第42話 医者の娘②

「先生! 子供が転んで膝を擦りむいちゃいました」


 街で診療所を営む私の元へ、子どもを抱えた母親が駆けてきた。

 泣きじゃくる子供に微笑みかけながら、私は右手を子供の膝へ向ける。


 この程度の怪我なら称号の力を使うまでもなかったが、称号の力は魔力消費が著しく少ない。

 そして、魔法を使う際に必要な病気や怪我の種類の確認とそれに合わせた魔法の選択も必要ない。


 毎日大勢を治療する私は、一般の治癒魔法ではなく、称号の力を用いていた。


 このおかげで、普通なら捌ききれない患者の量も一人で捌き切れる。


 呪文の詠唱も必要なく、病気や怪我の解析も必要なく、ただ右手を向けて魔力を注ぐだけ。


 重い病気や大怪我の患者が何人も来たりしない限り、私は治療を望むすべての人に対処し切れる。

 私一人ですべての仕事をこなせるので、人を雇う必要もない。


 初めの頃はそれでも、溢れんばかりの人が押し寄せてきていたが、重い病気や怪我の人は治し尽くしたので、最近はそこまで忙しくなかった。


「治りましたよ」


 私がそう声をかけると、母親と子供両方が驚いた表情を見せた。


「痛くない!」

「もう治ったんですか?」


 私は二人に笑顔を向ける。


「女神様の奇跡のおかげです」


 そう答えた私に、二人が頭を下げた。


「ありがとう、先生!」

「治療費もいらないなんてうちのような貧しい家庭には本当に助かります」


 私は笑顔のまま頷く。


「感謝なら女神様へ。私はその力を授かったに過ぎませんから」


 私の言葉を聞いた母親の顔が曇る。


「同じ女神様を信奉する方でも、全然違うんですね。あそこの教会ではお金を取られるし、シスターたちが体を売ってるなんて話も聞きますし」


 その噂はよく聞いた。


 お金にがめつく、聖職者にもかかわらず肉欲に溺れるシスター。


 この街に来たのは正解だった。


 そんな汚らしい人たちしか治療者がいない街。

 この街で私は、多くの人に無償で医療が提供できる。


 これほど医者冥利に尽きることはない。


 お金も取らないし、男性経験はなく性的にも汚れていない私。

 街の人たちからも先生と呼ばれ慕われていた。


 父や祖父や兄たちに自慢したくなるくらい、私は立派な医者としてやれている。


 今の力を持ったまま、早く元の世界に戻って世界一の医者になりたかった。


 そんなことを考えている私の前に、深くフードを被った女性が現れた。


「どうぞ」


 私が声をかけると、女性がフードを取る。


 清純そうな整った顔。

 その顔に浮かぶ、赤い花のような斑点。


 素人が見ても分かる梅毒の症状だった。


 よく見ると、フードの下に女性が来ているのは修道服のようだった。


 こちらを睨みつけるように見ている女性を、私は嫌悪する。


 神に仕え、医療に携わる身でありながら、肉欲に溺れ、性病を警戒しないであろうその女性。

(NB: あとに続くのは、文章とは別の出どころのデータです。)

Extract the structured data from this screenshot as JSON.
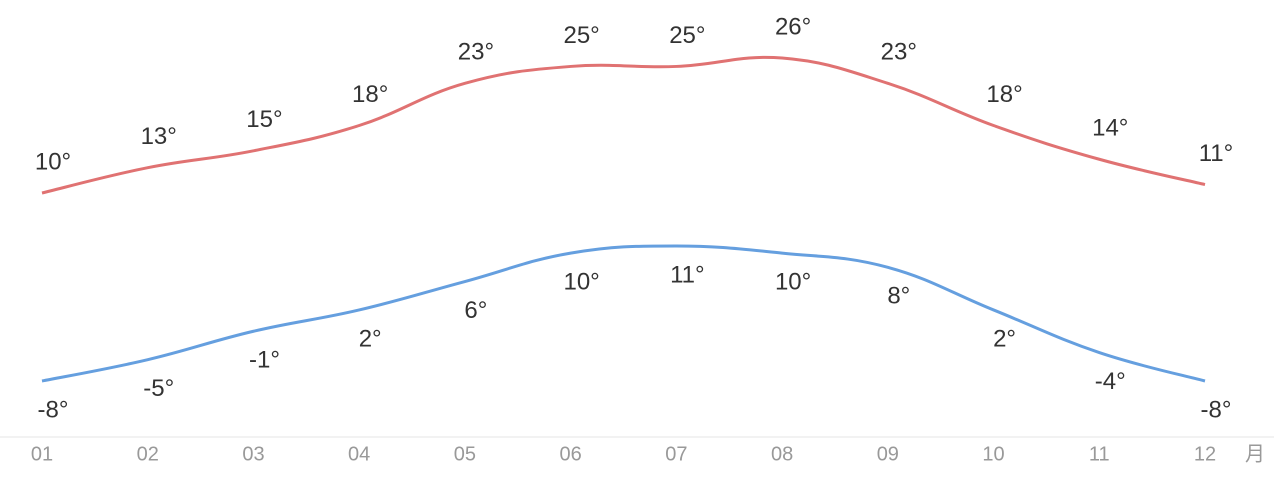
{
  "chart_data": {
    "type": "line",
    "categories": [
      "01",
      "02",
      "03",
      "04",
      "05",
      "06",
      "07",
      "08",
      "09",
      "10",
      "11",
      "12"
    ],
    "x_unit": "月",
    "series": [
      {
        "color": "#e07272",
        "values": [
          10,
          13,
          15,
          18,
          23,
          25,
          25,
          26,
          23,
          18,
          14,
          11
        ],
        "value_labels": [
          "10°",
          "13°",
          "15°",
          "18°",
          "23°",
          "25°",
          "25°",
          "26°",
          "23°",
          "18°",
          "14°",
          "11°"
        ],
        "label_position": "above"
      },
      {
        "color": "#659fdf",
        "values": [
          -8,
          -5,
          -1,
          2,
          6,
          10,
          11,
          10,
          8,
          2,
          -4,
          -8
        ],
        "value_labels": [
          "-8°",
          "-5°",
          "-1°",
          "2°",
          "6°",
          "10°",
          "11°",
          "10°",
          "8°",
          "2°",
          "-4°",
          "-8°"
        ],
        "label_position": "below"
      }
    ]
  }
}
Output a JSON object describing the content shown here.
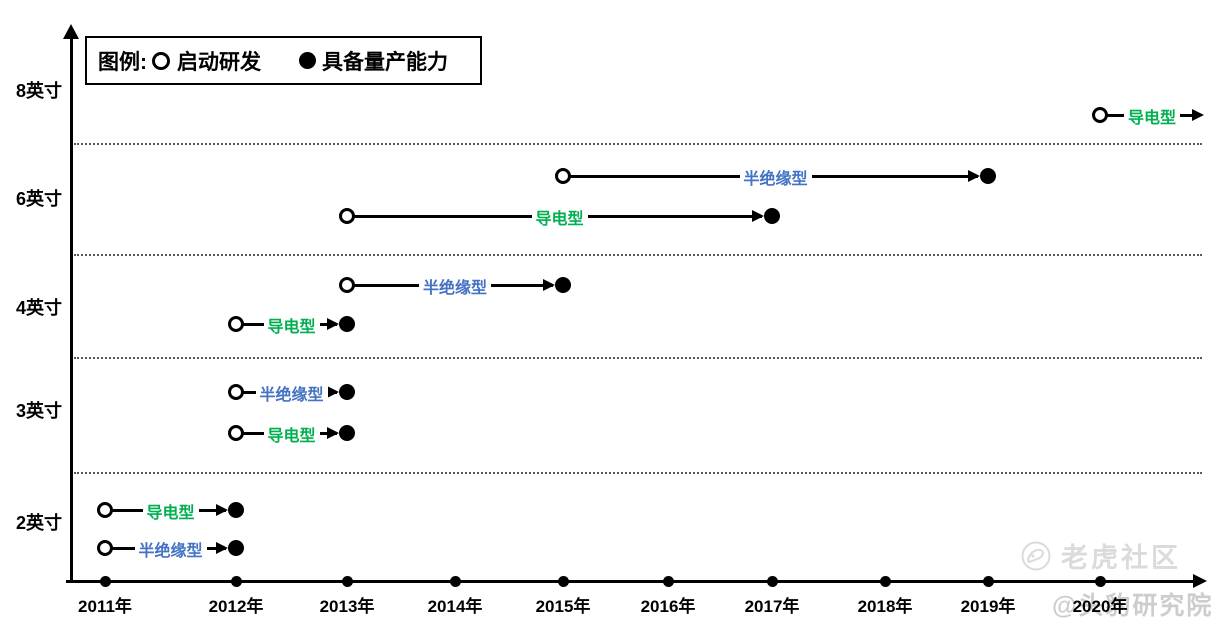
{
  "legend": {
    "prefix": "图例:",
    "items": [
      {
        "symbol": "open-circle",
        "label": "启动研发"
      },
      {
        "symbol": "filled-circle",
        "label": "具备量产能力"
      }
    ]
  },
  "colors": {
    "conductive_green": "#00B050",
    "semi_insulating_blue": "#4472C4",
    "axis_black": "#000000",
    "separator_gray": "#595959",
    "watermark_gray": "#DBDBDB"
  },
  "chart_data": {
    "type": "gantt",
    "description": "Wafer R&D timeline by size; open circle = R&D start (启动研发), filled circle = mass-production capability reached (具备量产能力); arrow without end dot = still ongoing",
    "x_ticks": [
      "2011年",
      "2012年",
      "2013年",
      "2014年",
      "2015年",
      "2016年",
      "2017年",
      "2018年",
      "2019年",
      "2020年"
    ],
    "x_range": [
      2011,
      2020
    ],
    "y_categories": [
      "8英寸",
      "6英寸",
      "4英寸",
      "3英寸",
      "2英寸"
    ],
    "legend_position": "top-left",
    "grid": "dotted horizontal separators between size bands",
    "series": [
      {
        "wafer_size": "8英寸",
        "label": "导电型",
        "color_key": "conductive_green",
        "start_year": 2020,
        "end_year": null,
        "ongoing": true
      },
      {
        "wafer_size": "6英寸",
        "label": "半绝缘型",
        "color_key": "semi_insulating_blue",
        "start_year": 2015,
        "end_year": 2019,
        "ongoing": false
      },
      {
        "wafer_size": "6英寸",
        "label": "导电型",
        "color_key": "conductive_green",
        "start_year": 2013,
        "end_year": 2017,
        "ongoing": false
      },
      {
        "wafer_size": "4英寸",
        "label": "半绝缘型",
        "color_key": "semi_insulating_blue",
        "start_year": 2013,
        "end_year": 2015,
        "ongoing": false
      },
      {
        "wafer_size": "4英寸",
        "label": "导电型",
        "color_key": "conductive_green",
        "start_year": 2012,
        "end_year": 2013,
        "ongoing": false
      },
      {
        "wafer_size": "3英寸",
        "label": "半绝缘型",
        "color_key": "semi_insulating_blue",
        "start_year": 2012,
        "end_year": 2013,
        "ongoing": false
      },
      {
        "wafer_size": "3英寸",
        "label": "导电型",
        "color_key": "conductive_green",
        "start_year": 2012,
        "end_year": 2013,
        "ongoing": false
      },
      {
        "wafer_size": "2英寸",
        "label": "导电型",
        "color_key": "conductive_green",
        "start_year": 2011,
        "end_year": 2012,
        "ongoing": false
      },
      {
        "wafer_size": "2英寸",
        "label": "半绝缘型",
        "color_key": "semi_insulating_blue",
        "start_year": 2011,
        "end_year": 2012,
        "ongoing": false
      }
    ]
  },
  "watermarks": {
    "community": "老虎社区",
    "research_institute": "@头豹研究院"
  }
}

 汚らわしいこの女性には、罰の意味も込めて治療など施したくなかったが、私は医者だ。


 個人の好き嫌いで患者を見捨てたりはしない。


 私は何も言わずに彼女に右手を向け、魔力を注ぐ。


 彼女の肌から赤い斑点が消え、その肌が白く美しいものに変わった。


 女性は、なぜか悔しそうな顔をしながら頭を下げる。


「……ありがとうございます」


 治してあげたのにそのような態度をする彼女に、私は小言の一言も言いたくなった。


「仮にも医療にも携わる聖職者なら、自分の体を大切にしたらどうですか? それに、男遊びなのか売春なのか分かりませんが、性病を撒き散らされては困ります」


 私の言葉を聞いた女性の瞳に憎悪の色が宿る。


「どの口が……」


 彼女はそう言いかけて口をつぐむ。


「治していただいたことには感謝します」


 それだけ言って彼女は私の前を後にする。


 彼女の言葉の意味は分からなかったが、一つだけ確かなのは、肉欲に溢れて性病にかかるような聖職者は、心まで歪んでいるということだ。







 最後の患者の治療を終えて一息ついたところで、突然一人の女性が現れる。


 空間がひび割れたようになり、そこから出てきたのは、元の世界でイジメに遭っていた女性だ。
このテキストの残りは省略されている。